Abstract

While preparing the materials in Lord Salisbury's library at Hatfield House for microfilming, Miss Caroline Merion discovered a hitherto unknown fragment of a manuscript of Chaucer's Troilus. It was sewed in the spine of the cover (one could hardly call it a binding) of a sixteenth-century rent book containing surveys of some of the property of the Earl of Essex. Probably in the sixteenth century this book came into the hands of the Cecil family, for some of the Essex property mentioned in it was transferred to Lord Burleigh in the 1560's, and in all likelihood this book has been among the Cecil records for over three hundred and fifty years. The fragment of Troilus, which I shall call the Cecil Fragment (CF), is a single page of vellum taken from an unknown manuscript of the poem, and much cut down. It now measures approximately 24½ cm. by 6½ cm., being rather wider at the bottom than the top, since the cutting was rough and irregular.
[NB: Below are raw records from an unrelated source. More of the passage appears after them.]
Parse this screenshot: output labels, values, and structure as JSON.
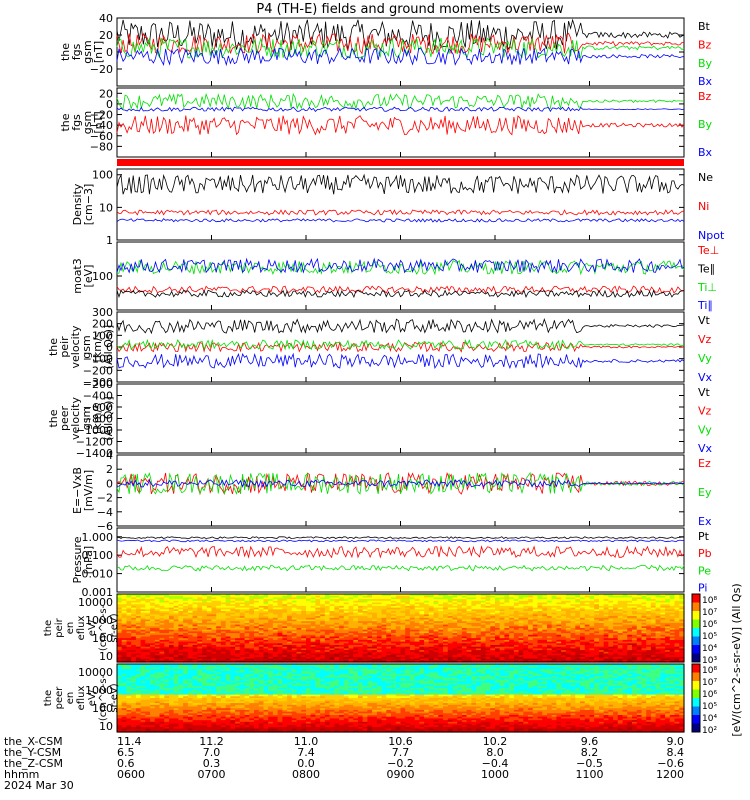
{
  "title": "P4 (TH-E) fields and ground moments overview",
  "colors": {
    "black": "#000000",
    "red": "#ff0000",
    "green": "#00e000",
    "blue": "#0000ff"
  },
  "chart_data": [
    {
      "id": "fgs_gsm",
      "type": "line",
      "ylabel": [
        "the",
        "fgs",
        "gsm",
        "[nT]"
      ],
      "ylim": [
        -40,
        40
      ],
      "yticks": [
        "40",
        "20",
        "0",
        "−20"
      ],
      "series": [
        {
          "name": "Bt",
          "color": "#000000",
          "level": 20,
          "amp": 18
        },
        {
          "name": "Bz",
          "color": "#ff0000",
          "level": 10,
          "amp": 12
        },
        {
          "name": "By",
          "color": "#00e000",
          "level": 5,
          "amp": 12
        },
        {
          "name": "Bx",
          "color": "#0000ff",
          "level": -5,
          "amp": 10
        }
      ]
    },
    {
      "id": "fgs_gsm_2",
      "type": "line",
      "ylabel": [
        "the",
        "fgs",
        "gsm",
        "[nT]"
      ],
      "ylim": [
        -100,
        30
      ],
      "yticks": [
        "20",
        "0",
        "−20",
        "−40",
        "−60",
        "−80"
      ],
      "series": [
        {
          "name": "Bz",
          "color": "#ff0000",
          "level": -40,
          "amp": 18
        },
        {
          "name": "By",
          "color": "#00e000",
          "level": 5,
          "amp": 14
        },
        {
          "name": "Bx",
          "color": "#0000ff",
          "level": -10,
          "amp": 4
        }
      ]
    },
    {
      "id": "density",
      "type": "line",
      "log": true,
      "ylabel": [
        "Density",
        "[cm−3]"
      ],
      "ylim": [
        1,
        150
      ],
      "yticks": [
        "100",
        "10",
        "1"
      ],
      "series": [
        {
          "name": "Ne",
          "color": "#000000",
          "level": 50,
          "amp": 0.6
        },
        {
          "name": "Ni",
          "color": "#ff0000",
          "level": 7,
          "amp": 0.15
        },
        {
          "name": "Npot",
          "color": "#0000ff",
          "level": 4,
          "amp": 0.1
        }
      ]
    },
    {
      "id": "temperature",
      "type": "line",
      "log": true,
      "ylabel": [
        "moat3",
        "[eV]"
      ],
      "ylim": [
        10,
        1000
      ],
      "yticks": [
        "100"
      ],
      "series": [
        {
          "name": "Te⊥",
          "color": "#ff0000",
          "level": 40,
          "amp": 0.2
        },
        {
          "name": "Te∥",
          "color": "#000000",
          "level": 30,
          "amp": 0.2
        },
        {
          "name": "Ti⊥",
          "color": "#00e000",
          "level": 180,
          "amp": 0.4
        },
        {
          "name": "Ti∥",
          "color": "#0000ff",
          "level": 200,
          "amp": 0.4
        }
      ]
    },
    {
      "id": "peir_velocity",
      "type": "line",
      "ylabel": [
        "the",
        "peir",
        "velocity",
        "gsm",
        "[km/s",
        "(All Qs)]"
      ],
      "ylim": [
        -300,
        300
      ],
      "yticks": [
        "300",
        "200",
        "100",
        "0",
        "−100",
        "−200",
        "−300"
      ],
      "series": [
        {
          "name": "Vt",
          "color": "#000000",
          "level": 180,
          "amp": 60
        },
        {
          "name": "Vz",
          "color": "#ff0000",
          "level": 0,
          "amp": 40
        },
        {
          "name": "Vy",
          "color": "#00e000",
          "level": 20,
          "amp": 40
        },
        {
          "name": "Vx",
          "color": "#0000ff",
          "level": -120,
          "amp": 60
        }
      ]
    },
    {
      "id": "peer_velocity",
      "type": "line",
      "ylabel": [
        "the",
        "peer",
        "velocity",
        "gsm",
        "[km/s",
        "(All Qs)]"
      ],
      "ylim": [
        -1400,
        -200
      ],
      "yticks": [
        "−200",
        "−400",
        "−600",
        "−800",
        "−1000",
        "−1200",
        "−1400"
      ],
      "series": [
        {
          "name": "Vt",
          "color": "#000000"
        },
        {
          "name": "Vz",
          "color": "#ff0000"
        },
        {
          "name": "Vy",
          "color": "#00e000"
        },
        {
          "name": "Vx",
          "color": "#0000ff"
        }
      ]
    },
    {
      "id": "efield",
      "type": "line",
      "ylabel": [
        "E=−VxB",
        "[mV/m]"
      ],
      "ylim": [
        -6,
        4
      ],
      "yticks": [
        "4",
        "2",
        "0",
        "−2",
        "−4",
        "−6"
      ],
      "series": [
        {
          "name": "Ez",
          "color": "#ff0000",
          "level": 0,
          "amp": 1.5
        },
        {
          "name": "Ey",
          "color": "#00e000",
          "level": 0,
          "amp": 1.5
        },
        {
          "name": "Ex",
          "color": "#0000ff",
          "level": 0,
          "amp": 0.5
        }
      ]
    },
    {
      "id": "pressure",
      "type": "line",
      "log": true,
      "ylabel": [
        "Pressure",
        "[nPa]"
      ],
      "ylim": [
        0.001,
        3
      ],
      "yticks": [
        "1.000",
        "0.100",
        "0.010",
        "0.001"
      ],
      "series": [
        {
          "name": "Pt",
          "color": "#000000",
          "level": 0.9,
          "amp": 0.1
        },
        {
          "name": "Pb",
          "color": "#ff0000",
          "level": 0.15,
          "amp": 0.6
        },
        {
          "name": "Pe",
          "color": "#00e000",
          "level": 0.02,
          "amp": 0.3
        },
        {
          "name": "Pi",
          "color": "#0000ff",
          "level": 0.6,
          "amp": 0.1
        }
      ]
    },
    {
      "id": "peir_en_eflux",
      "type": "heatmap",
      "ylabel": [
        "the",
        "peir",
        "en",
        "eflux",
        "eV/",
        "(cm^2-s-",
        "sr-eV)"
      ],
      "yticks": [
        "10000",
        "1000",
        "100",
        "10"
      ],
      "colorbar_ticks": [
        "10⁸",
        "10⁷",
        "10⁶",
        "10⁵",
        "10⁴",
        "10³"
      ]
    },
    {
      "id": "peer_en_eflux",
      "type": "heatmap",
      "ylabel": [
        "the",
        "peer",
        "en",
        "eflux",
        "eV/",
        "(cm^2-s-",
        "sr-eV)"
      ],
      "yticks": [
        "10000",
        "1000",
        "100",
        "10"
      ],
      "colorbar_ticks": [
        "10⁸",
        "10⁷",
        "10⁶",
        "10⁵",
        "10⁴",
        "10²"
      ]
    }
  ],
  "colorbar_label": "[eV/(cm^2-s-sr-eV)] (All Qs)",
  "xaxis": {
    "rows": [
      {
        "label": "the_X-CSM",
        "values": [
          "11.4",
          "11.2",
          "11.0",
          "10.6",
          "10.2",
          "9.6",
          "9.0"
        ]
      },
      {
        "label": "the_Y-CSM",
        "values": [
          "6.5",
          "7.0",
          "7.4",
          "7.7",
          "8.0",
          "8.2",
          "8.4"
        ]
      },
      {
        "label": "the_Z-CSM",
        "values": [
          "0.6",
          "0.3",
          "0.0",
          "−0.2",
          "−0.4",
          "−0.5",
          "−0.6"
        ]
      },
      {
        "label": "hhmm",
        "values": [
          "0600",
          "0700",
          "0800",
          "0900",
          "1000",
          "1100",
          "1200"
        ]
      }
    ],
    "date": "2024 Mar 30"
  }
}
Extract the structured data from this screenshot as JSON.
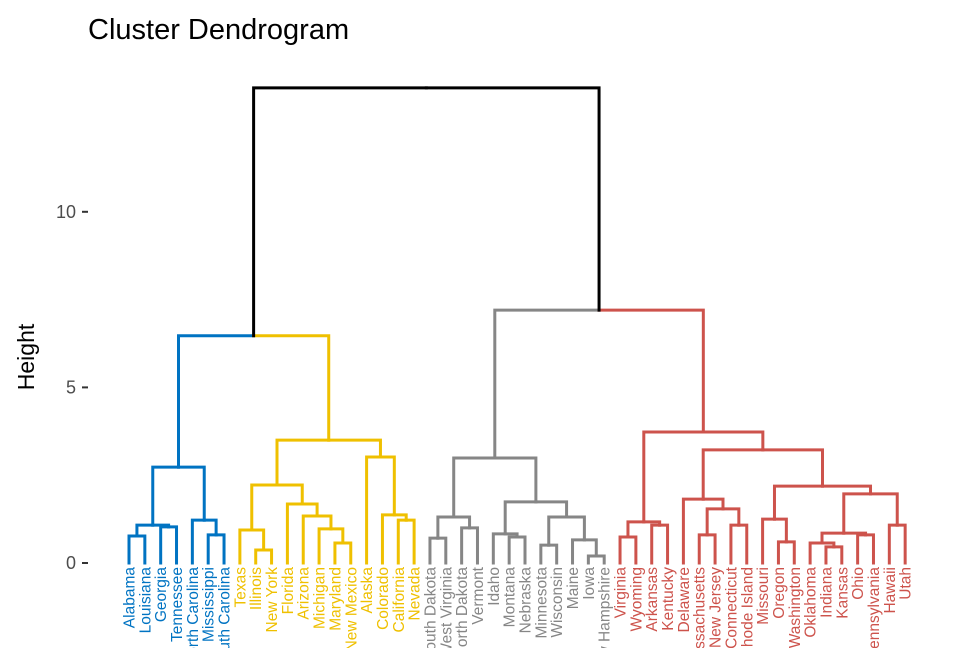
{
  "chart_data": {
    "type": "dendrogram",
    "title": "Cluster Dendrogram",
    "xlabel": "",
    "ylabel": "Height",
    "y_ticks": [
      0,
      5,
      10
    ],
    "ylim": [
      0,
      13.53
    ],
    "root": {
      "height": 13.53,
      "children": [
        {
          "height": 6.47,
          "children": [
            {
              "color": "#0073C2",
              "height": 2.73,
              "children": [
                {
                  "height": 1.08,
                  "children": [
                    {
                      "height": 0.77,
                      "children": [
                        "Alabama",
                        "Louisiana"
                      ]
                    },
                    {
                      "height": 1.03,
                      "children": [
                        "Georgia",
                        "Tennessee"
                      ]
                    }
                  ]
                },
                {
                  "height": 1.22,
                  "children": [
                    "North Carolina",
                    {
                      "height": 0.8,
                      "children": [
                        "Mississippi",
                        "South Carolina"
                      ]
                    }
                  ]
                }
              ]
            },
            {
              "color": "#EFC000",
              "height": 3.5,
              "children": [
                {
                  "height": 2.22,
                  "children": [
                    {
                      "height": 0.94,
                      "children": [
                        "Texas",
                        {
                          "height": 0.37,
                          "children": [
                            "Illinois",
                            "New York"
                          ]
                        }
                      ]
                    },
                    {
                      "height": 1.68,
                      "children": [
                        "Florida",
                        {
                          "height": 1.34,
                          "children": [
                            "Arizona",
                            {
                              "height": 0.97,
                              "children": [
                                "Michigan",
                                {
                                  "height": 0.57,
                                  "children": [
                                    "Maryland",
                                    "New Mexico"
                                  ]
                                }
                              ]
                            }
                          ]
                        }
                      ]
                    }
                  ]
                },
                {
                  "height": 3.02,
                  "children": [
                    "Alaska",
                    {
                      "height": 1.37,
                      "children": [
                        "Colorado",
                        {
                          "height": 1.22,
                          "children": [
                            "California",
                            "Nevada"
                          ]
                        }
                      ]
                    }
                  ]
                }
              ]
            }
          ]
        },
        {
          "height": 7.2,
          "children": [
            {
              "color": "#868686",
              "height": 2.99,
              "children": [
                {
                  "height": 1.31,
                  "children": [
                    {
                      "height": 0.71,
                      "children": [
                        "South Dakota",
                        "West Virginia"
                      ]
                    },
                    {
                      "height": 1.0,
                      "children": [
                        "North Dakota",
                        "Vermont"
                      ]
                    }
                  ]
                },
                {
                  "height": 1.74,
                  "children": [
                    {
                      "height": 0.83,
                      "children": [
                        "Idaho",
                        {
                          "height": 0.74,
                          "children": [
                            "Montana",
                            "Nebraska"
                          ]
                        }
                      ]
                    },
                    {
                      "height": 1.31,
                      "children": [
                        {
                          "height": 0.51,
                          "children": [
                            "Minnesota",
                            "Wisconsin"
                          ]
                        },
                        {
                          "height": 0.66,
                          "children": [
                            "Maine",
                            {
                              "height": 0.2,
                              "children": [
                                "Iowa",
                                "New Hampshire"
                              ]
                            }
                          ]
                        }
                      ]
                    }
                  ]
                }
              ]
            },
            {
              "color": "#CD534C",
              "height": 3.73,
              "children": [
                {
                  "height": 1.17,
                  "children": [
                    {
                      "height": 0.74,
                      "children": [
                        "Virginia",
                        "Wyoming"
                      ]
                    },
                    {
                      "height": 1.08,
                      "children": [
                        "Arkansas",
                        "Kentucky"
                      ]
                    }
                  ]
                },
                {
                  "height": 3.22,
                  "children": [
                    {
                      "height": 1.82,
                      "children": [
                        "Delaware",
                        {
                          "height": 1.54,
                          "children": [
                            {
                              "height": 0.8,
                              "children": [
                                "Massachusetts",
                                "New Jersey"
                              ]
                            },
                            {
                              "height": 1.08,
                              "children": [
                                "Connecticut",
                                "Rhode Island"
                              ]
                            }
                          ]
                        }
                      ]
                    },
                    {
                      "height": 2.19,
                      "children": [
                        {
                          "height": 1.25,
                          "children": [
                            "Missouri",
                            {
                              "height": 0.6,
                              "children": [
                                "Oregon",
                                "Washington"
                              ]
                            }
                          ]
                        },
                        {
                          "height": 1.97,
                          "children": [
                            {
                              "height": 0.85,
                              "children": [
                                {
                                  "height": 0.57,
                                  "children": [
                                    "Oklahoma",
                                    {
                                      "height": 0.46,
                                      "children": [
                                        "Indiana",
                                        "Kansas"
                                      ]
                                    }
                                  ]
                                },
                                {
                                  "height": 0.8,
                                  "children": [
                                    "Ohio",
                                    "Pennsylvania"
                                  ]
                                }
                              ]
                            },
                            {
                              "height": 1.08,
                              "children": [
                                "Hawaii",
                                "Utah"
                              ]
                            }
                          ]
                        }
                      ]
                    }
                  ]
                }
              ]
            }
          ]
        }
      ]
    },
    "upper_link_color": "#000000",
    "grid": false,
    "legend": "none"
  }
}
Before being cut down, the manuscript page must have measured something like 28 cm. by 12 to 14 cm. Whoever cut the page apparently cut off strips from the bottom and both sides in order to use only the section in the center of the page. He obviously cared nothing for the writing on the page, for he cut off the beginnings and the ends of the lines of poetry. In spite of him, however, there are large parts of ten stanzas from Book I of Troilus which are still readily legible.